H3K79 methylation and H3K36 tri-methylation synergistically regulate gene expression in pluripotent stem cells.

In metazoans, nucleosomes harboring H3K79 methylation (H3K79me) deposited by the histone methyltransferase DOT1L decorate actively transcribed genes. Although DOT1L is implicated in transcription regulation and pathogenesis of human diseases such as leukemia and neurological disorders, the role of H3K79me in these biological processes remains elusive. Here, we reveal a novel functional synergism between H3K79me and H3K36 tri-methylation (H3K36me3), another histone modification enriched at active genes, in regulating gene expression and neural cell fate transition.
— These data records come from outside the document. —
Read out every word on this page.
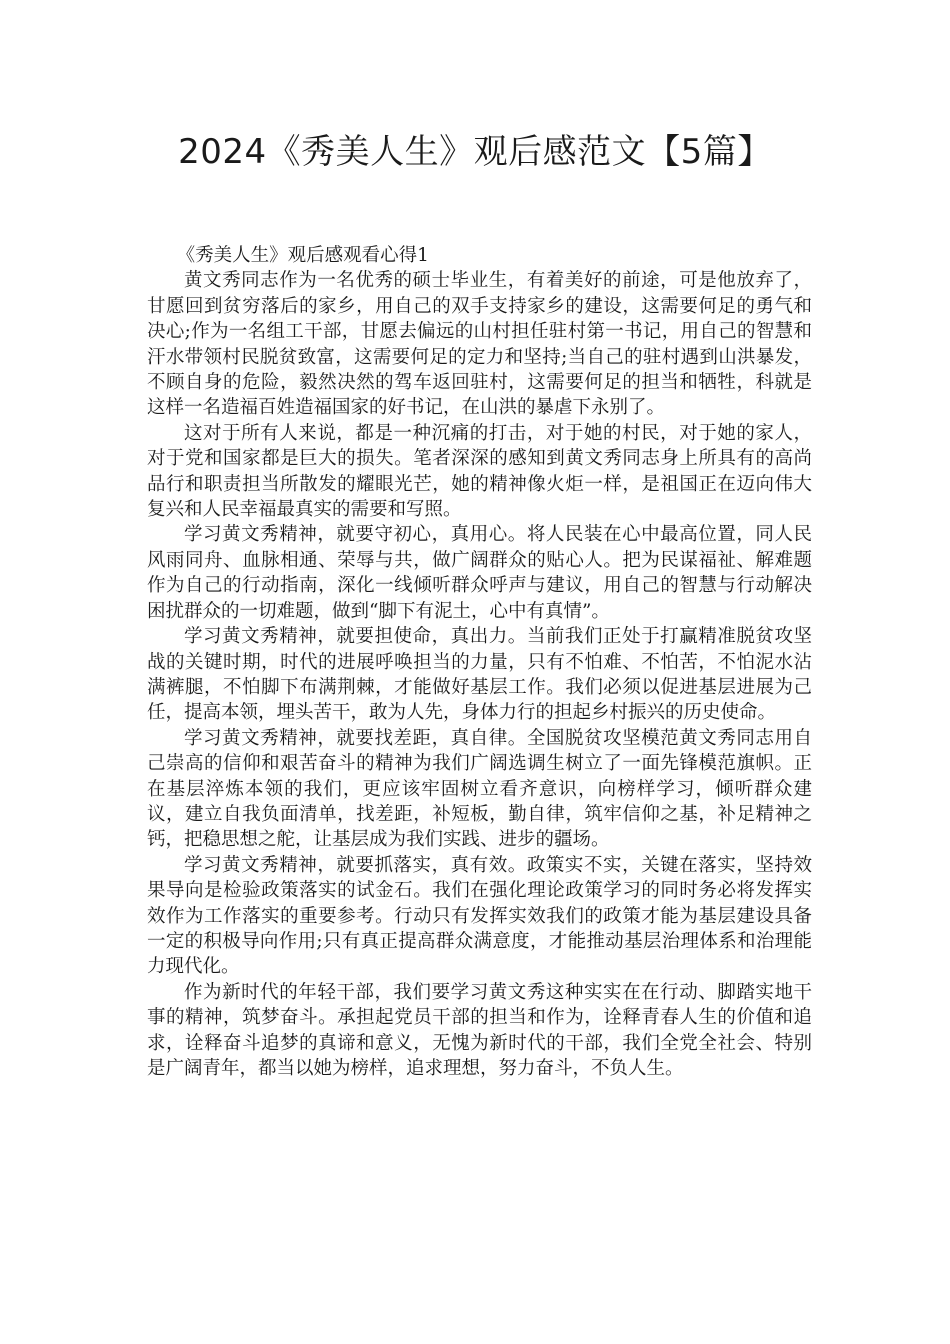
2024《秀美人生》观后感范文【5篇】
《秀美人生》观后感观看心得1

黄文秀同志作为一名优秀的硕士毕业生，有着美好的前途，可是他放弃了，甘愿回到贫穷落后的家乡，用自己的双手支持家乡的建设，这需要何足的勇气和决心;作为一名组工干部，甘愿去偏远的山村担任驻村第一书记，用自己的智慧和汗水带领村民脱贫致富，这需要何足的定力和坚持;当自己的驻村遇到山洪暴发，不顾自身的危险，毅然决然的驾车返回驻村，这需要何足的担当和牺牲，科就是这样一名造福百姓造福国家的好书记，在山洪的暴虐下永别了。

这对于所有人来说，都是一种沉痛的打击，对于她的村民，对于她的家人，对于党和国家都是巨大的损失。笔者深深的感知到黄文秀同志身上所具有的高尚品行和职责担当所散发的耀眼光芒，她的精神像火炬一样，是祖国正在迈向伟大复兴和人民幸福最真实的需要和写照。

学习黄文秀精神，就要守初心，真用心。将人民装在心中最高位置，同人民风雨同舟、血脉相通、荣辱与共，做广阔群众的贴心人。把为民谋福祉、解难题作为自己的行动指南，深化一线倾听群众呼声与建议，用自己的智慧与行动解决困扰群众的一切难题，做到“脚下有泥土，心中有真情”。

学习黄文秀精神，就要担使命，真出力。当前我们正处于打赢精准脱贫攻坚战的关键时期，时代的进展呼唤担当的力量，只有不怕难、不怕苦，不怕泥水沾满裤腿，不怕脚下布满荆棘，才能做好基层工作。我们必须以促进基层进展为己任，提高本领，埋头苦干，敢为人先，身体力行的担起乡村振兴的历史使命。

学习黄文秀精神，就要找差距，真自律。全国脱贫攻坚模范黄文秀同志用自己崇高的信仰和艰苦奋斗的精神为我们广阔选调生树立了一面先锋模范旗帜。正在基层淬炼本领的我们，更应该牢固树立看齐意识，向榜样学习，倾听群众建议，建立自我负面清单，找差距，补短板，勤自律，筑牢信仰之基，补足精神之钙，把稳思想之舵，让基层成为我们实践、进步的疆场。

学习黄文秀精神，就要抓落实，真有效。政策实不实，关键在落实，坚持效果导向是检验政策落实的试金石。我们在强化理论政策学习的同时务必将发挥实效作为工作落实的重要参考。行动只有发挥实效我们的政策才能为基层建设具备一定的积极导向作用;只有真正提高群众满意度，才能推动基层治理体系和治理能力现代化。

作为新时代的年轻干部，我们要学习黄文秀这种实实在在行动、脚踏实地干事的精神，筑梦奋斗。承担起党员干部的担当和作为，诠释青春人生的价值和追求，诠释奋斗追梦的真谛和意义，无愧为新时代的干部，我们全党全社会、特别是广阔青年，都当以她为榜样，追求理想，努力奋斗，不负人生。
Simultaneous catalytic inactivation of DOT1L and the H3K36 methyltransferase SETD2 via gene editing leads to the global loss of H3K79me and H3K36me3, hyperactive transcription, and failures in neural differentiation. Interestingly, the loss of H3K79me and H3K36me3 causes increased transcription elongation, gained chromatin accessibility at a group of enhancers, and increased binding of TEAD4 transcription factor and its co-activator YAP1 at these enhancers. Furthermore, YAP-TEAD inhibition partially restores the expression levels of hyperactivated genes upon H3K79me/H3K36me3 loss. Taken together, our study demonstrates a synergistic role of H3K79me and H3K36me3 in regulating transcription and cell fate transition, unveils novel mechanisms underlying such synergism, and provides insight into designing therapies that target diseases driven by misregulation or mutations of DOT1L and/or SETD2.